Hi there! I’m building a chat bot that asks a series of questions and then outputs a summary of the conversation with a summarized version of the user’s response to each question. The general flow of a conversation is like this:
Questions: A,B,C
User: message
Bot: A?
...
Bot: C?
User: message
Bot: Ok, your summary is: {a,b,c}
When I do this with Prompt Engineering by giving 3 examples of such conversations, text-davinci-002 reliably steers the conversation towards answering those questions and eventually outputs the required summary data.
However, this input prompt is quite long (2k+ tokens) so I wanted to try fine tuning it. After doing so, it doesn’t seem to reliably work anymore - GPT-3 seems to ask about the correct topics but “forgets” that it has already asked certain questions and “forgets” that it is supposed to output a summary after asking all the questions. I end up with conversations like this:
Questions: A,B,C
User: message
Bot: A?
...
Bot: A?
User: message
Bot: cool, B?
(note the lack of summary + asking the same question multiple times)

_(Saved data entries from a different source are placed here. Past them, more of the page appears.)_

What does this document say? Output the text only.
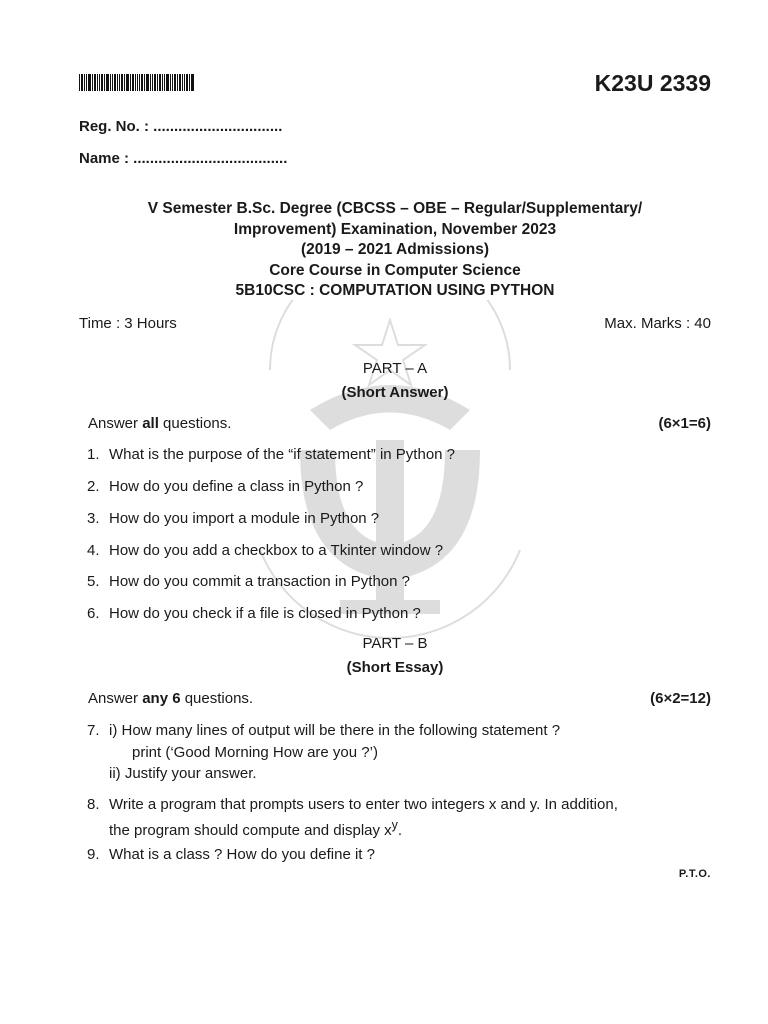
K23U 2339
Reg. No. : ...............................
Name : .....................................
V Semester B.Sc. Degree (CBCSS – OBE – Regular/Supplementary/
Improvement) Examination, November 2023
(2019 – 2021 Admissions)
Core Course in Computer Science
5B10CSC : COMPUTATION USING PYTHON
Time : 3 Hours	Max. Marks : 40
PART – A
(Short Answer)
Answer all questions.	(6×1=6)
1. What is the purpose of the “if statement” in Python ?
2. How do you define a class in Python ?
3. How do you import a module in Python ?
4. How do you add a checkbox to a Tkinter window ?
5. How do you commit a transaction in Python ?
6. How do you check if a file is closed in Python ?
PART – B
(Short Essay)
Answer any 6 questions.	(6×2=12)
7. i) How many lines of output will be there in the following statement ?
print (‘Good Morning How are you ?’)
ii) Justify your answer.
8. Write a program that prompts users to enter two integers x and y. In addition,
the program should compute and display $x^y$.
9. What is a class ? How do you define it ?
P.T.O.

I prepared my fine-tuning data by using 15 “correct” conversations (as opposed to the 3 “correct conversations” in my original prompt), so am a bit to see the performance be this much worse. These 15 conversations represent ~200 prompt/completion pairs that I used for fine tuning. I am aiming for ~500, but these take some time to compile.
Each prompt/completion pair is formatted like this:
{
“prompt”:“[questions] + \n + [chat log so far} + \n + Bot:”,
“completion”: “[response from a real text-davinci-002 conversation]”
}
The main questions I have are:
Should I start by scaling up my fine-tuning data set or by experimenting with ways to pre-process my data?
How might varying the learning-rate-multiplier and/or num_epochs affect things in this use case? I seem to have gotten slightly better results after dropping the num_epochs, though they are all far from what I get using text-davinci-002. Are there other tweaks I should apply when fine-tuning?
Something similar happened to me, i had to make a chatbot that was trained on a large text of pharmaceutical data for a company i was making a service to.
What happened was strange: it seemed that the model completely forgot all his previous knowledge and substitute it with the new, it generated coherent text with the questions, but organized in a very bad and nonsensical way. I was saying what a ****
then i understood why, that’s because when you finetune you do it on the “davinci” model, that is not the current “text-davinci-003” or 002 or even 001, it’s the base of the model they used to build that models.
Davinci is the “non-instruction” based model, or equivalently it’s the 001 model but without fine tuning for instruction following tasks and without prompt based supervised learning and optimization. Text Davinci , differs from the base model Davinci because it was specially fine tuned for the use case of “instruction following”, like if you write answer he will understand what means to “answer”. Or how many lines to write and then stop etc.
What can you do? Im not a total expert so i can’t assure you it would work , but you can try to put many many prompts to fine tune the model to follow instructions. (you would need at least 10k prompt completion pairs i think) with very variable content. After that, the model will become better at instruction following and then you can fine tune it on the specific data you need.
Probably you can find on the internet some data for instruction following training.
Let me know if you do it and it works, because i wanted to try this too! thanks
this is the same conclusion I came to - fine tuning just doesn’t work in a situation like this (at least without an unreasonable amount of training data).
How big was your dataset? I believe OpenAI recommends doubling if your first dataset doesn’t work. So, if you had 200 examples (bare minimum), you’d want to try 400+ the next go. Something like this, though, you might well need 2,000+ examples. The more the better…
I did one for DND character backstories with just over 1,000 examples, I believe. I’ve got 2,700+ examples now, but I’ve not had the time or money to fine-tune again. And, personally, the cheaper Davinci model with two-shot examples performs about as good maybe a bit better?
How did you set-up you prompt/completion in the dataset? Maybe we can improve on that a bit too?
From what I have seen, most people playing around with the Fine Tuning API have the same issues.
The better solution is to use semantic search to find the most relevant context, limit it within the size of the token length and use prompt engineering along with the questions and answering.
Agree with the comment Nelson, regarding semantic search,
We’re testing ChatGPT-3 vs ChaGPT-4 (preview) on US FDA content related queries.
We’ve come to the conclusion that a fine tuned OpenAI GPT-x is best trained on FDA content we have collected, ie. Guidance PDFs and 21 CFRs (Code of Federal Regulations) and geared for semantic search.